9 Schieberegler, 18 Moralvorstellungen

Die Idee eines Moralmenüs (MOME) entstand 2018 im Kontext der Maschinenethik. Damit sollte es möglich sein, die Moral einer Person auf eine Maschine zu übertragen. Auf einem Display bekommt man verschiedene Verhaltensregeln angezeigt und kann diese über Schieberegler aktivieren oder deaktivieren. Oliver Bendel entwickelte zwei Designstudien, eine für einen tierfreundlichen Staubsaugroboter namens LADYBIRD, eine andere für einen Sprachassistenten wie Google Duplex. Ende 2018 schrieb er an der Hochschule für Wirtschaft FHNW ein Projekt aus. Drei Studenten – Ozan Firat, Levin Padayatty and Yusuf Or – implementierten von Juni 2019 bis Januar 2020 das MOME für einen Chatbot mit dem Namen MOBO. Der Benutzer macht Angaben zu seiner Person und aktiviert oder deaktiviert dann neun verschiedene Verhaltensregeln. MOBO gibt Komplimente oder gibt keine Komplimente, antwortet voller Vorurteile oder ohne Vorurteile, bedroht den Gesprächspartner oder bedroht ihn nicht. Dabei geht er auf jeden Benutzer individuell ein, nennt dessen Namen – und spricht ihn je nach Einstellung formell oder informell an. Ein Video zum MOBO-MOME ist hier abrufbar.

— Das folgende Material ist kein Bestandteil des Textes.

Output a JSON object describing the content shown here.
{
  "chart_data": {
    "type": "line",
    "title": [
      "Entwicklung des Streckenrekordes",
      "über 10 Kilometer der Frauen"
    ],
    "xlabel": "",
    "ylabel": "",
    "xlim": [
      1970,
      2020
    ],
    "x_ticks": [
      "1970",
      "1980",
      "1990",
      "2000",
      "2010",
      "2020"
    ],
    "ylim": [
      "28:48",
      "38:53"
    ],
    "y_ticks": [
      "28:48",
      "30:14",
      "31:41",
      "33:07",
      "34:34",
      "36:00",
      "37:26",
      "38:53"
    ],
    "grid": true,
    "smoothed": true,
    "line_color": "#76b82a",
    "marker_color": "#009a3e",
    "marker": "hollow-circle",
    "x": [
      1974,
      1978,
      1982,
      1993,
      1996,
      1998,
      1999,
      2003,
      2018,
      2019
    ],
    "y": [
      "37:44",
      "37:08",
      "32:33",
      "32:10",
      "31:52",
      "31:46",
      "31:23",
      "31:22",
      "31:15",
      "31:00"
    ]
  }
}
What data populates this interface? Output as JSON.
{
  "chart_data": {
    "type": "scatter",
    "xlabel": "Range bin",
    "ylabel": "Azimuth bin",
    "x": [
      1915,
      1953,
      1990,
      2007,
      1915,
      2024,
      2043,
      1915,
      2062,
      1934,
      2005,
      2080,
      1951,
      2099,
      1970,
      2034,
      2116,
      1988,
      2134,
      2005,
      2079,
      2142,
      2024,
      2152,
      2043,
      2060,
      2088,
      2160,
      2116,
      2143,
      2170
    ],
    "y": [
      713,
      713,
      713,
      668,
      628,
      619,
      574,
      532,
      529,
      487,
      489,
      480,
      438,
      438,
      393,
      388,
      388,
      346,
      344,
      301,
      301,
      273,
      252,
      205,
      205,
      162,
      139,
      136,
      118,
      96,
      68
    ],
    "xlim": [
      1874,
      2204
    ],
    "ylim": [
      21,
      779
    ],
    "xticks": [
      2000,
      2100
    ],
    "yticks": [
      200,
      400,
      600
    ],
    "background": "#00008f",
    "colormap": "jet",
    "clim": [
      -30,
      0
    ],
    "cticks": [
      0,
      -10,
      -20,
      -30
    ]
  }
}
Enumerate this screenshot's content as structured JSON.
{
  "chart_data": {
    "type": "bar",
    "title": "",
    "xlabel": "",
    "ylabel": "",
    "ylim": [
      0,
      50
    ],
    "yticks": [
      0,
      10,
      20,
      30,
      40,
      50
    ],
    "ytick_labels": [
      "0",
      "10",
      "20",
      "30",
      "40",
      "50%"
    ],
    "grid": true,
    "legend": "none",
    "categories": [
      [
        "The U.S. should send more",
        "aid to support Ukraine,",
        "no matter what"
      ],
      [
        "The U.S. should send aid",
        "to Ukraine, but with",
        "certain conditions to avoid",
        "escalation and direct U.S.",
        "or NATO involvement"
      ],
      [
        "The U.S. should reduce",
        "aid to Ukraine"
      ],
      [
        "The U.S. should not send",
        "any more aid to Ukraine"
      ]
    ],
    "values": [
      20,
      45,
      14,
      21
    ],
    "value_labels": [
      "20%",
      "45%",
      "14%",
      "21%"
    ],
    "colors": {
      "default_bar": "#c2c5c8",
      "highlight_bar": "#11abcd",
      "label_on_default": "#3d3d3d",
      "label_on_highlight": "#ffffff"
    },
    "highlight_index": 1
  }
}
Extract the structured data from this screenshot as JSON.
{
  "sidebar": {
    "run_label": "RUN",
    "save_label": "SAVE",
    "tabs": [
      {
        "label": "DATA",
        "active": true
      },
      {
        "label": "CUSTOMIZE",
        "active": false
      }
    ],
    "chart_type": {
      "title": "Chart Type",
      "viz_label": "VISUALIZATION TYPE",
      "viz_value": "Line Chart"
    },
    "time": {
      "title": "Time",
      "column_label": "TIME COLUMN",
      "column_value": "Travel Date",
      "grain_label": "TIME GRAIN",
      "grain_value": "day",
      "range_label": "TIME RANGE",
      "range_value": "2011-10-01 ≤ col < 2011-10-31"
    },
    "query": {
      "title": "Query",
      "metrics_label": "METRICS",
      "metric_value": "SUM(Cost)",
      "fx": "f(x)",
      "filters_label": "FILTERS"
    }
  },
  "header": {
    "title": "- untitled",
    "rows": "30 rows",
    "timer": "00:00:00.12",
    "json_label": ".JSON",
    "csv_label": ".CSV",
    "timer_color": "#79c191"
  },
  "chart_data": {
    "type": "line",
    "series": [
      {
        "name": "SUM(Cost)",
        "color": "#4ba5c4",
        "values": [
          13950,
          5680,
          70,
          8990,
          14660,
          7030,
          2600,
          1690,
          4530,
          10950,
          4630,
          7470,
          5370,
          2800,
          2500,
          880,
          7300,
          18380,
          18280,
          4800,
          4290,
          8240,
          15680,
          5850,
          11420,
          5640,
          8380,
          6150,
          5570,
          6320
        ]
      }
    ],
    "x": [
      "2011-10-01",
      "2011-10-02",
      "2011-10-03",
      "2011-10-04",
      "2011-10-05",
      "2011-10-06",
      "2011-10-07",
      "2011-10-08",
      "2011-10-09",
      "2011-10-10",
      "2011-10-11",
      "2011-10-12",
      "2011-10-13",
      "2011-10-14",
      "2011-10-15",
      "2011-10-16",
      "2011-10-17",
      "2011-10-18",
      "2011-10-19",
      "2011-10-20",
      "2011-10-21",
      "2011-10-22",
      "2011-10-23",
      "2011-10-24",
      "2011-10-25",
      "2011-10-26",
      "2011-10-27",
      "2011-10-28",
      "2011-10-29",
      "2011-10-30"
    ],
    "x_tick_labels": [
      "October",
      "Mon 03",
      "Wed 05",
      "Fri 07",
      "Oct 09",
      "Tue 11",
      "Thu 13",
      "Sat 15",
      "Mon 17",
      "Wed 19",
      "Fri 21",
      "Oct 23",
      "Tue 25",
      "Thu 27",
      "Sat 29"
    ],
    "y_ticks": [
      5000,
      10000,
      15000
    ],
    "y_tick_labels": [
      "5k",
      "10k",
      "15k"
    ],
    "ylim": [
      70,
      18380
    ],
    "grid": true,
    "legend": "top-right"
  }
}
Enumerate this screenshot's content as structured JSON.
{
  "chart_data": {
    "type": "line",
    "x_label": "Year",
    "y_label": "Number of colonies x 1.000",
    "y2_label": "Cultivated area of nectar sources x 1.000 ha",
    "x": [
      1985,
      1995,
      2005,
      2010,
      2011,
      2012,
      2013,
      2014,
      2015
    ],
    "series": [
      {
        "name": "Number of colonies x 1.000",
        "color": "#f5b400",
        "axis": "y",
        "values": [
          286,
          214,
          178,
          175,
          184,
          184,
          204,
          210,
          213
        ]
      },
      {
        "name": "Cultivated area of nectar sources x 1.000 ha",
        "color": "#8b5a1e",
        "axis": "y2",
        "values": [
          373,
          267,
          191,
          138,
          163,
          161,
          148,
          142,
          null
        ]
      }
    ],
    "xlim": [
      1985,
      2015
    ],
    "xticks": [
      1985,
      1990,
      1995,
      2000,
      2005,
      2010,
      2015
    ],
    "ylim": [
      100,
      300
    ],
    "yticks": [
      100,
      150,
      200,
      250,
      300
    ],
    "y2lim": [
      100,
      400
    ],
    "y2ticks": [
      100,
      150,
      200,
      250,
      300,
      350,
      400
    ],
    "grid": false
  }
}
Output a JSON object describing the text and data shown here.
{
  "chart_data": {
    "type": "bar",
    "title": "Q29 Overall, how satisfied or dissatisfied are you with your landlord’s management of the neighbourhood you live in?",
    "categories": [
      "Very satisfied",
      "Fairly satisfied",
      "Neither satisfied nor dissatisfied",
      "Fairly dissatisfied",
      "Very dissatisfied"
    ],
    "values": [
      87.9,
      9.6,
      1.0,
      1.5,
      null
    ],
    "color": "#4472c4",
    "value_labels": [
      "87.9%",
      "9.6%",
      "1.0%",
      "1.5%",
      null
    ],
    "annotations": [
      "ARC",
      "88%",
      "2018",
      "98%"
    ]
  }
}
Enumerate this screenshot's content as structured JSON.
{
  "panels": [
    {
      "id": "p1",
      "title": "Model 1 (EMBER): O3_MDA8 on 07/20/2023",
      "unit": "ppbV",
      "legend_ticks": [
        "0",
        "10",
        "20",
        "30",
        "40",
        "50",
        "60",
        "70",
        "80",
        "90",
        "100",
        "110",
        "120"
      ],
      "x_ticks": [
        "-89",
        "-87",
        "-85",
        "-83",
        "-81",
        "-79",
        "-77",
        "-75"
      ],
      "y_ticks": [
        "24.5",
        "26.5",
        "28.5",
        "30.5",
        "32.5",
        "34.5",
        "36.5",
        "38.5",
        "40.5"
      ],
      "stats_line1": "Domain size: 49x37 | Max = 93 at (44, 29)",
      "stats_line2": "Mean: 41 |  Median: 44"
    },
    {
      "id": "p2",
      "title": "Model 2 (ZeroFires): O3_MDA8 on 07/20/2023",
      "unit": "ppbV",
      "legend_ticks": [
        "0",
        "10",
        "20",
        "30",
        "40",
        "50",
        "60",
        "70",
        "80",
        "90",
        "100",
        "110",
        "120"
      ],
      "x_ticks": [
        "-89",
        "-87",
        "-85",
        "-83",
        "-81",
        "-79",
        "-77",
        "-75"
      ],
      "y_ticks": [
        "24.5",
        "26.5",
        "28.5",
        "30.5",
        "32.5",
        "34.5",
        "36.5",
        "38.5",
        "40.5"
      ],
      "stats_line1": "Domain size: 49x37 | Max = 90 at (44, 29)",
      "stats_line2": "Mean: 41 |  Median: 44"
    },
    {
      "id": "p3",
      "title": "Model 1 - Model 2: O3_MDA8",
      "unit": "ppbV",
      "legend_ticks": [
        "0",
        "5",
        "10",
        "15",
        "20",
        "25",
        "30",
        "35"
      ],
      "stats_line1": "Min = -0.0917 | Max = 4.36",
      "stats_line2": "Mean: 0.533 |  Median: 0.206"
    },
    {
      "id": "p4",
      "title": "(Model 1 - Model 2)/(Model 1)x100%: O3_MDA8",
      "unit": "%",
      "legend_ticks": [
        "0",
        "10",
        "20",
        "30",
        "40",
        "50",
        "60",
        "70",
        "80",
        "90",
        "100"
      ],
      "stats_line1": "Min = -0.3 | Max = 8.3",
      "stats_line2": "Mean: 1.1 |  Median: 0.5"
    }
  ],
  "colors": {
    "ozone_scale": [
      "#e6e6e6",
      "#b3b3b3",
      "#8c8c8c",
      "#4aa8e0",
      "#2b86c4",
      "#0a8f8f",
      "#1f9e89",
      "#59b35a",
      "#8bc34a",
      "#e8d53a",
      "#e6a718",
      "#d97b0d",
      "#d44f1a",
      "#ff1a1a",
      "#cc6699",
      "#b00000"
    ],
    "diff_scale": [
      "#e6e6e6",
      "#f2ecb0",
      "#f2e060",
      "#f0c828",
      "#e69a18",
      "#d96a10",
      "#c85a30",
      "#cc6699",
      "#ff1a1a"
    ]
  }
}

Abb.: Auch hier gibt es Schieberegler

Ein wertegetriebener Nao-Roboter

Üblicherweise wird zwischen Ethik als Disziplin und Moral als Gegenstand dieser Disziplin unterschieden. Die Maschinenethik ist eine Disziplin, die nach der Möglichkeit maschineller Moral fragt. Dabei ist „maschinelle Moral“ ein Terminus technicus wie „künstliche Intelligenz“ (dieser Begriff steht für den Gegenstand, der wiederum von der Künstlichen Intelligenz als Disziplin hervorgebracht und erforscht wird). Man spielt auf ein Setting an, das Menschen haben, und man will Komponenten dieses Settings imitieren bzw. simulieren. Moralische und unmoralische Maschinen sind nicht gut oder böse, sie haben keinen freien Willen und kein Bewusstsein, sie haben keine Intuition und keine Empathie. Darum geht es in der „schwachen Maschinenethik“ auch nicht. Sie sollen moralische Regeln befolgen, die ihnen vorgegeben wurden, oder solche Regeln selbst anpassen bzw. entwickeln. Zu den führenden Maschinenethikern gehören Michael Anderson und Susan Leigh Anderson. Zusammen mit Vincent Berenz (Max-Planck-Institut für Intelligente Systeme) haben sie einen Nao-Roboter mit einer Reihe von Werten programmiert, die sein Verhalten bestimmen und gleichzeitig einer Person in einer simulierten Einrichtung der Altenpflege helfen. In einem Video zeigen sie, wie der wertegetriebene Nao je nach Anforderung agiert und reagiert. Dieser ist ein weiteres überzeugendes Artefakt der Maschinenethik. Das Paper zu diesem Forschungsprojekt wird 2019 in den Proceedings of the IEEE publiziert und beim Berliner Kolloquium „Roboter in der Pflege“ präsentiert.